Among the people who could be hit by future hour cuts are public school teachers and other workers. Many small businesses are being forced to make major, costly decisions about employees' coverage without all the facts, leading to widespread uncertainty. It's no wonder that 41 percent of small business owners told Gallup that they've instituted a hiring freeze. Another 19 percent have actually shed jobs "as a specific result of the Affordable Care Act." Will the White House sneer at this data as "anecdotal," too? Of course federal workers want no part of this law. I'll leave you with two Obamacare-related items: (1) Fox News' Chris Stirewalt dredges up this classic quote from the president, from when he was pushing the law back in 2010:
“We can't have a system that works better for the insurance companies than it does for the American people…. And they will keep on doing this for as long as they can get away with it.”
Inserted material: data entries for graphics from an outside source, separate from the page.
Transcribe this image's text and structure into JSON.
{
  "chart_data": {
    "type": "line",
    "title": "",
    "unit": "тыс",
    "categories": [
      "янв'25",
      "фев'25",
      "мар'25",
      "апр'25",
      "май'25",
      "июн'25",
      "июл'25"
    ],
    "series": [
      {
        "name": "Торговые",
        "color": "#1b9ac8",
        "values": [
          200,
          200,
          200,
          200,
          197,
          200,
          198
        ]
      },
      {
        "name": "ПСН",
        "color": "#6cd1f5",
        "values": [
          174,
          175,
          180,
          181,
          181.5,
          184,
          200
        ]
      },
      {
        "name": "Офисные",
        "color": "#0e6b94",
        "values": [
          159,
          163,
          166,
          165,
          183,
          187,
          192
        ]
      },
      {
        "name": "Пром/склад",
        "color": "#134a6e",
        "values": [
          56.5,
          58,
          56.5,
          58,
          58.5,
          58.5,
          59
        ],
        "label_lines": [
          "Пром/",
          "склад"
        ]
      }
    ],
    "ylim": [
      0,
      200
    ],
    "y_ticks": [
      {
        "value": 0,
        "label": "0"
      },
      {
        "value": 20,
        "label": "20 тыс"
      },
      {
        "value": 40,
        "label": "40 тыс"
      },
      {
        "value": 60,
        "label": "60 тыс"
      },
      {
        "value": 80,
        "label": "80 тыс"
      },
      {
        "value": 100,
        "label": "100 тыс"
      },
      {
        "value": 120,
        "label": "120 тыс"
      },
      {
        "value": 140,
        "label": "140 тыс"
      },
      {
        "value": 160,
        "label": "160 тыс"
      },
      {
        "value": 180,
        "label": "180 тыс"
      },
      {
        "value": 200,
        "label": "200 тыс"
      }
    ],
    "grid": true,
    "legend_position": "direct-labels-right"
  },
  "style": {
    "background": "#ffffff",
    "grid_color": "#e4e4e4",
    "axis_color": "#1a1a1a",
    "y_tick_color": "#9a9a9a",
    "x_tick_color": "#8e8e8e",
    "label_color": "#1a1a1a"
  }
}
Stirewalt argues -- as I did yesterday -- that the administration's new cost-cap delay "works better for insurance companies than it does for the American people." Temporarily, at least. He goes on to lay out how the recent string of extra-legal Obamacare carve-outs, delays and suspensions have benefited the "wealthy and well-connected." And no one's better connected than Congress itself. (2) Obamacare defenders will eagerly point to a new study showing that nearly half of those Americans who will purchase insurance on the individual market under the law will qualify for federal subsidies. Great. First of all, subsidies cost taxpayers money. Those credits don't magically appear, which is why this law is projected to increase deficits by trillions. Also, the 48 percent stat means that a majority won't receive help as costs spike -- and some of that 48 percent subset won't get significant enough assistance to offset premium increases -- especially those who've been dumped from employer-based plans to the individual market. Which brings me to my final point: This is a reminder that Obamacare will neither allow people to keep their existing arrangement (as they were promised repeatedly), nor will it reduce family costs by $2,500 per family (another infamous vow). The best the Left can offer is, "but almost half of you will get some government money!" Pop the cork, America.